Information derived from your digital assets and interactions must be regulated. In addition, users must be protected against malicious or manipulative use of their data. One method of doing this is transparency in use.
This is theoretically possible by using immutable records for capture data access and usepp. When these are decentralized (as in blockchain), they could provide democratic access to monitor and control the behavior of those who wish to use the data. Moreover ownership and monetization concept in a metaverse space can be democratized through capacities such as non-loot tokens used in a blockchain.
The dilemma of distributed or shared governance of the metaverse
The emergence of alternative governance structures, which are becoming increasingly popular among web3 advocates, may exacerbate the challenge. They argue that users rather than managers should have a decision-making authority in a company. In its purest form, this manifests itself as Decentralized Autonomous Organizations (DAOs). They provide users with blockchain-based tokens (NFTs). This gives owners financial and management rights.
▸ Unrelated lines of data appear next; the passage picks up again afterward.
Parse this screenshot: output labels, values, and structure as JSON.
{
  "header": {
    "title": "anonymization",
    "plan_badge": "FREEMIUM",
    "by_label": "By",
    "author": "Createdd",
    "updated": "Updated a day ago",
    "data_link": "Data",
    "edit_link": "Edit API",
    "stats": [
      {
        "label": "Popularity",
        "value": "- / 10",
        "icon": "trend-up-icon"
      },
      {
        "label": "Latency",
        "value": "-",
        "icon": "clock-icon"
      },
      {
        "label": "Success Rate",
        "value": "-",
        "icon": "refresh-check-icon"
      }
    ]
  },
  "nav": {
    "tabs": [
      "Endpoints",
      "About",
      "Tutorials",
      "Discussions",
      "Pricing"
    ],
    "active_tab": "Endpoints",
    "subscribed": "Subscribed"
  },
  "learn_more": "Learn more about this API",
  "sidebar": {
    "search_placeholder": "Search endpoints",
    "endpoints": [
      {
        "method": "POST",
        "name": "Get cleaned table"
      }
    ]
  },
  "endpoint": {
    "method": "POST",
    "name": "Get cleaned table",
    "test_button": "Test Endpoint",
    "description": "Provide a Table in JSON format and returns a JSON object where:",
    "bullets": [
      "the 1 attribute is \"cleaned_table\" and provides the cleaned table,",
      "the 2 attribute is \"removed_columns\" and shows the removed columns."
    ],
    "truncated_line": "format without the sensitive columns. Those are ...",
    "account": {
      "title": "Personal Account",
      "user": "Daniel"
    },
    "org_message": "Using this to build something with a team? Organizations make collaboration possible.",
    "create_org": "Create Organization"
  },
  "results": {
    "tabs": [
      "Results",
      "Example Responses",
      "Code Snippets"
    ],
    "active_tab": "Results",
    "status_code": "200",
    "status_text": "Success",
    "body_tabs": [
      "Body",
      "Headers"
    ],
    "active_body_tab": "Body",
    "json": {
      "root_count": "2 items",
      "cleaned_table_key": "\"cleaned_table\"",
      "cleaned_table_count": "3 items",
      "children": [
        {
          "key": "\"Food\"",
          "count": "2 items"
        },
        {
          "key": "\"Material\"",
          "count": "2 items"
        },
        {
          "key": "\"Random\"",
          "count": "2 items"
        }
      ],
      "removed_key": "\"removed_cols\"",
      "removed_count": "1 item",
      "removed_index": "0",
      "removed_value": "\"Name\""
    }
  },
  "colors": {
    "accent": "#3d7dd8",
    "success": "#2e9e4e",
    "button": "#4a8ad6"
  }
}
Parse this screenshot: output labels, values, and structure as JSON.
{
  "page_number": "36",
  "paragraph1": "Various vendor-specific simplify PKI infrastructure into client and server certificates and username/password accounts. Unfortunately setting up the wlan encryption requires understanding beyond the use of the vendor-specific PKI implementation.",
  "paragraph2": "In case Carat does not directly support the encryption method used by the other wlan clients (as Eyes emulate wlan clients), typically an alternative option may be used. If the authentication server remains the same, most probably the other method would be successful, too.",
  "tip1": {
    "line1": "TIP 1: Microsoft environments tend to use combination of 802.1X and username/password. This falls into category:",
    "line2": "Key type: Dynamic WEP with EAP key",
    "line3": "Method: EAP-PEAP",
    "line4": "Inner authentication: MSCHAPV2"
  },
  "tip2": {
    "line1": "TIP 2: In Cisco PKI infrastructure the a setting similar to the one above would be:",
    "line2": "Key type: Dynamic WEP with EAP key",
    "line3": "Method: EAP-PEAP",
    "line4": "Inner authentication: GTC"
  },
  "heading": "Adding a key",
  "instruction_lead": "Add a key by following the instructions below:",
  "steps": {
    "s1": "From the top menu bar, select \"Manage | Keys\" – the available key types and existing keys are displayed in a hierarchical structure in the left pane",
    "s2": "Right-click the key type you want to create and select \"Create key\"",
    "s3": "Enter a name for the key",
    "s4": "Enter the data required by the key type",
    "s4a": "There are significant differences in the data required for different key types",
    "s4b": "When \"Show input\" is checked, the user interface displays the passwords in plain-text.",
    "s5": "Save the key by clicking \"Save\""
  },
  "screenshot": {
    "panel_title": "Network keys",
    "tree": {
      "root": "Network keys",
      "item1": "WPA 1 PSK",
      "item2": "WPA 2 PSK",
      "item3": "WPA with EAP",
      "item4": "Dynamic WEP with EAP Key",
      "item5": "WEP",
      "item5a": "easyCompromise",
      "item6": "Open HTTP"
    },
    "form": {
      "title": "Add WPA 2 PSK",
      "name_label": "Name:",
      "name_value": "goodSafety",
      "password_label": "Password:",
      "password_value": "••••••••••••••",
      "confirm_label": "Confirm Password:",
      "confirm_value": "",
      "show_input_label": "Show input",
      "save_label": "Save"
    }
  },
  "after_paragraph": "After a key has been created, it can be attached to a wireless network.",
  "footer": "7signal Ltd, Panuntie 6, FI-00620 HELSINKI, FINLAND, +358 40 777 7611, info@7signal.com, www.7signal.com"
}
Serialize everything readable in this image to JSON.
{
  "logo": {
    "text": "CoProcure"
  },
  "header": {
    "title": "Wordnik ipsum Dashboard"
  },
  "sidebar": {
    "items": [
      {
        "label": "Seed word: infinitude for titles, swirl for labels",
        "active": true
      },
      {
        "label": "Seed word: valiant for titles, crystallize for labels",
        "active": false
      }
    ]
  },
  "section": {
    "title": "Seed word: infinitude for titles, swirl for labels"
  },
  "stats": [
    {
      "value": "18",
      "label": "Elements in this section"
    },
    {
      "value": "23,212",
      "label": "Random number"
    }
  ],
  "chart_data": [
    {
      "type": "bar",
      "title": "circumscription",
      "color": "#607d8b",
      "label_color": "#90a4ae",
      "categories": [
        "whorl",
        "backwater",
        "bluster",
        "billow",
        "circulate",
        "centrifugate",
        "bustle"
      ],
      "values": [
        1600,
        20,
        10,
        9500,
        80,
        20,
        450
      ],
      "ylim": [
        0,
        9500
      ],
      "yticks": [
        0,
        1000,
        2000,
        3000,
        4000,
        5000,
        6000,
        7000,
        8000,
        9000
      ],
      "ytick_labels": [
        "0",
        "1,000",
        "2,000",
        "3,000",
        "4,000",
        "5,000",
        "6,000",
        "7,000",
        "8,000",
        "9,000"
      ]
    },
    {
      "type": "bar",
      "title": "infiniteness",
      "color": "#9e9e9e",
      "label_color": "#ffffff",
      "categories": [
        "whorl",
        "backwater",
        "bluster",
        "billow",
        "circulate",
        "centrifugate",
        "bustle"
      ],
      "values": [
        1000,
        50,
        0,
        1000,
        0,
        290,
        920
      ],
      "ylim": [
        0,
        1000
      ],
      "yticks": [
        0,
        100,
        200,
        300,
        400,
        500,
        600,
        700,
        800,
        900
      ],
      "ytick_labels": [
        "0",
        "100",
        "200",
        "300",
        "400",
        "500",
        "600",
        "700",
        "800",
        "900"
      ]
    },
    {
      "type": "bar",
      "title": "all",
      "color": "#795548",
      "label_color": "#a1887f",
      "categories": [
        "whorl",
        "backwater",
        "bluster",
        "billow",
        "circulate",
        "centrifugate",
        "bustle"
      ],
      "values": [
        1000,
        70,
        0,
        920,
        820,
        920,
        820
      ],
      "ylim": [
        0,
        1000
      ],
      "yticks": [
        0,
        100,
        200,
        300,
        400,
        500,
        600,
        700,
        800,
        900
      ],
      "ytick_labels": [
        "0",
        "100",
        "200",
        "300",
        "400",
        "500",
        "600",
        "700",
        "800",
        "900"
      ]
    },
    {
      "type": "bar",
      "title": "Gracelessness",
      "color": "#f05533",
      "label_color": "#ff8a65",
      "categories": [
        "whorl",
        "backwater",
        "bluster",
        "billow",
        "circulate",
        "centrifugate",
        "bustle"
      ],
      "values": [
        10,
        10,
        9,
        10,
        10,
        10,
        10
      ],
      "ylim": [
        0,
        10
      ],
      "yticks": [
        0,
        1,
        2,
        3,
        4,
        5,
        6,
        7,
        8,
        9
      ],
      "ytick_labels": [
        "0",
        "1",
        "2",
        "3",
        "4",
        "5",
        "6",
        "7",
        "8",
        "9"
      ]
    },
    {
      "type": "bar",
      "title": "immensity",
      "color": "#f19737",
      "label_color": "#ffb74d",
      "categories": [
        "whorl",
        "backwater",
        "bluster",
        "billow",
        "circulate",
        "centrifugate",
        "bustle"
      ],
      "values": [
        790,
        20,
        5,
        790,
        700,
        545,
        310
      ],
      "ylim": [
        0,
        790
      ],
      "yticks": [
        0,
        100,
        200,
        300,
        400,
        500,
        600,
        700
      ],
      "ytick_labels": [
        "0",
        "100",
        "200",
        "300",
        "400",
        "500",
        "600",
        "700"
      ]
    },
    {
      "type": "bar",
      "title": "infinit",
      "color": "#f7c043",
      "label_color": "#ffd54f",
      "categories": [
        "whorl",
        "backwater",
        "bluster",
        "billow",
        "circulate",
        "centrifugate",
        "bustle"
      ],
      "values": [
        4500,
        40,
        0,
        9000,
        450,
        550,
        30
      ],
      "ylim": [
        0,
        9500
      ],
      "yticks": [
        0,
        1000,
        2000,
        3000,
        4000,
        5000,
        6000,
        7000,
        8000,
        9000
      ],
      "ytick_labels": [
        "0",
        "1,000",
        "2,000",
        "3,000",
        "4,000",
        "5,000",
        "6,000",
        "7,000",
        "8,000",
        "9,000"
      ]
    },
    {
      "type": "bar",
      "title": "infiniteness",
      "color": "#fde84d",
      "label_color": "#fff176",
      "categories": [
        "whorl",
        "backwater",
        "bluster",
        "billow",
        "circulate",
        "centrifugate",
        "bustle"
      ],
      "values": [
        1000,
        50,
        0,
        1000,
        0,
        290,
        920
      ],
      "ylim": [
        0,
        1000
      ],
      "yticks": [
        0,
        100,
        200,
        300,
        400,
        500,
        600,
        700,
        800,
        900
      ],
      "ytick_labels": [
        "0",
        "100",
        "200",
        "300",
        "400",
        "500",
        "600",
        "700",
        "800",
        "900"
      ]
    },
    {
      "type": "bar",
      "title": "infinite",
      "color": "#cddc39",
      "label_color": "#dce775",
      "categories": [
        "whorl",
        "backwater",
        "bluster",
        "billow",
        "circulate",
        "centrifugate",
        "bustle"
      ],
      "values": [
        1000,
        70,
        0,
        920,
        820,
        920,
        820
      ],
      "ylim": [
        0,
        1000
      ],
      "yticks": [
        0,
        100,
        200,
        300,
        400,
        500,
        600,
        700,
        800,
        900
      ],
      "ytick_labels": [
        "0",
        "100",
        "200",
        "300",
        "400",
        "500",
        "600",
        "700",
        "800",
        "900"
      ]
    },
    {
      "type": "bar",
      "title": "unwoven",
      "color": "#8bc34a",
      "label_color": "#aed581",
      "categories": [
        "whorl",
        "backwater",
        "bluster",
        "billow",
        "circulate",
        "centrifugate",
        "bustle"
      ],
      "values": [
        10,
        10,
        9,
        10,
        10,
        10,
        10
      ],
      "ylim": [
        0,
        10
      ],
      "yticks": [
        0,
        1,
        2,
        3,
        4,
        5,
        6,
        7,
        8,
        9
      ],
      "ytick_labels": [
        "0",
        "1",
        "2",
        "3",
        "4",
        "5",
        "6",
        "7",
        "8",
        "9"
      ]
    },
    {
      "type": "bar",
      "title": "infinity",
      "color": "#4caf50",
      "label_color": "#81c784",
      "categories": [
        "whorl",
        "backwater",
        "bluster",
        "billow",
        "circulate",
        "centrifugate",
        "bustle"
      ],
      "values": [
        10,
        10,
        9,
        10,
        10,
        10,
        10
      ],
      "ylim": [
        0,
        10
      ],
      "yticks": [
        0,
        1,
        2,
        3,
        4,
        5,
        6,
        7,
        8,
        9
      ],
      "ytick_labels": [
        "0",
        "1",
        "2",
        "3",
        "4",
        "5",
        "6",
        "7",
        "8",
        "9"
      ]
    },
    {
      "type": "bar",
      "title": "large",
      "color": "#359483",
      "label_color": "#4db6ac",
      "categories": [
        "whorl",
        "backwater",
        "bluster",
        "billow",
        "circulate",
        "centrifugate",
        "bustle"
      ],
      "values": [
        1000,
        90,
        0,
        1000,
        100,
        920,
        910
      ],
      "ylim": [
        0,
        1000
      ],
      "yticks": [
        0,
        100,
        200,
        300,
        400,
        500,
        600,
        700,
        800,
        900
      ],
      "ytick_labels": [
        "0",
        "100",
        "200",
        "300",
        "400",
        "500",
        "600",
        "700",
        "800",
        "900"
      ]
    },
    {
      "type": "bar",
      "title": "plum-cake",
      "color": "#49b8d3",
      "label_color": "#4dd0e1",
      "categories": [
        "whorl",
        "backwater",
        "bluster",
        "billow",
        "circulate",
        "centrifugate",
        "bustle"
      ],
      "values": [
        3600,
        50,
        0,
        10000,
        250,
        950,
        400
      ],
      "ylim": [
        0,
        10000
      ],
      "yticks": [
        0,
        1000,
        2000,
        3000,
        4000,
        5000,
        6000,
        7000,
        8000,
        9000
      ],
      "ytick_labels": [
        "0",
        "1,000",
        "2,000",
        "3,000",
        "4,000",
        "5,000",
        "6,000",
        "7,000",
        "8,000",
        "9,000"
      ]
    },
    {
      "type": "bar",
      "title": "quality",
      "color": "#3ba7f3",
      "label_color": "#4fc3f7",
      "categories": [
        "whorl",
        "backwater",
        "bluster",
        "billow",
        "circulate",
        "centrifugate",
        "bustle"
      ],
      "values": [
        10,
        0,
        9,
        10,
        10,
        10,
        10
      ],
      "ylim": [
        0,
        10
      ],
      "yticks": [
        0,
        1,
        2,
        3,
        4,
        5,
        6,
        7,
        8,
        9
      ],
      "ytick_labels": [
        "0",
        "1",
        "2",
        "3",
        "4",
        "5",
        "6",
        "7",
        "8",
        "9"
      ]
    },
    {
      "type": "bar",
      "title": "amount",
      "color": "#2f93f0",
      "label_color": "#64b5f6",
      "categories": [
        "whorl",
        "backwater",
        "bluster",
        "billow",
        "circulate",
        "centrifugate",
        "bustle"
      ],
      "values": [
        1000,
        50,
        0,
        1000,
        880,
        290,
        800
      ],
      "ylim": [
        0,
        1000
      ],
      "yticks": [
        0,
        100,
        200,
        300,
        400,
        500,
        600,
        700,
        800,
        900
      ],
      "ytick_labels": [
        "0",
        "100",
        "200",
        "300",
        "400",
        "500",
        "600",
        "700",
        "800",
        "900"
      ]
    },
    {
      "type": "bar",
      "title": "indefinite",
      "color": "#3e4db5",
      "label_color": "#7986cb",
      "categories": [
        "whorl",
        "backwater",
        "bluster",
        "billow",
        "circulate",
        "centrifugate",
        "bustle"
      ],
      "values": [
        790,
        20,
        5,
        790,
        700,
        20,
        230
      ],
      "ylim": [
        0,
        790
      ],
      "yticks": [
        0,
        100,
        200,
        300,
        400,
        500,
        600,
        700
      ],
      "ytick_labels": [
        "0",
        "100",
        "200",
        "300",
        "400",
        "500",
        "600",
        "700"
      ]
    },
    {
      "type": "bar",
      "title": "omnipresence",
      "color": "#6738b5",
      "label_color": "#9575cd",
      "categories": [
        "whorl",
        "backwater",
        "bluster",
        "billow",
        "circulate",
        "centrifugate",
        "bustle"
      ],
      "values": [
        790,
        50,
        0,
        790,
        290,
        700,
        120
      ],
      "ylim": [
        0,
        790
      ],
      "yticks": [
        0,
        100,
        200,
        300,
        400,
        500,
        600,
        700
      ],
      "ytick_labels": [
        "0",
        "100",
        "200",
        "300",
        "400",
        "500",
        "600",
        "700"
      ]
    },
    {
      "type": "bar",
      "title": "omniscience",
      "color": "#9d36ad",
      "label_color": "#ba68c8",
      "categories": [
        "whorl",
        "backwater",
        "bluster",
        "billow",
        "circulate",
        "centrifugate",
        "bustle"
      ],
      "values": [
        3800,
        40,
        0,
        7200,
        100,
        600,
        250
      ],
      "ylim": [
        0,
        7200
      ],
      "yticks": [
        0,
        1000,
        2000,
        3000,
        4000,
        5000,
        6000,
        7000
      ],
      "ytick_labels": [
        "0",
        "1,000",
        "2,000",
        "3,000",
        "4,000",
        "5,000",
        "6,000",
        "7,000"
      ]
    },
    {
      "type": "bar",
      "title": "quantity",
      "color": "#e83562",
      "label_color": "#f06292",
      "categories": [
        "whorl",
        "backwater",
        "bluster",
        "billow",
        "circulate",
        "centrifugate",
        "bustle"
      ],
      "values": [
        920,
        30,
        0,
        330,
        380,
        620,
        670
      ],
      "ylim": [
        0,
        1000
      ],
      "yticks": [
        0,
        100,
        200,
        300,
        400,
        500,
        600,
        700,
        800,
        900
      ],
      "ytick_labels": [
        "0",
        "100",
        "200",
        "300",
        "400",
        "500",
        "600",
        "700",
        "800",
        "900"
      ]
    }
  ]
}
Many virtual worlds sell digital assets with the rules and assets set by the DAOs. In theory, the model could be applied to any governance issue. Daos simply put questions for the members to vote on. Indeed, it has been argued that DAO mechanics can also be applied to content moderation challenge.
The theory is appealing. But the distributed management of the metaverse does not provide an obvious remedy when governance challenges get out of control. About a virtual environment managed by a DAO becomes toxic, Who is responsible ? Proponents will say that a “healthy and successful” decentralized app is one that produces more usage.
As such, rule changes are likely to be approved only if they serve the interest of the community using them. Since a toxic environment would turn off participants, moderation happens naturally without enforcement. But the principle has not yet been tested.
More questions than answers
The control of the metaverse is a multifaceted challenge – which is not surprising given the emerging technology. The products on which the metaverse will be built will present difficult trade-offs interoperability, privacy and security which will be difficult to handle.
Moreover, what worked in the real world cannot easily apply to the metaverse. New designs will require careful experimentation before they can be trusted on a large scale. In short, there is more questions than answers right now about how to rule the metaverse.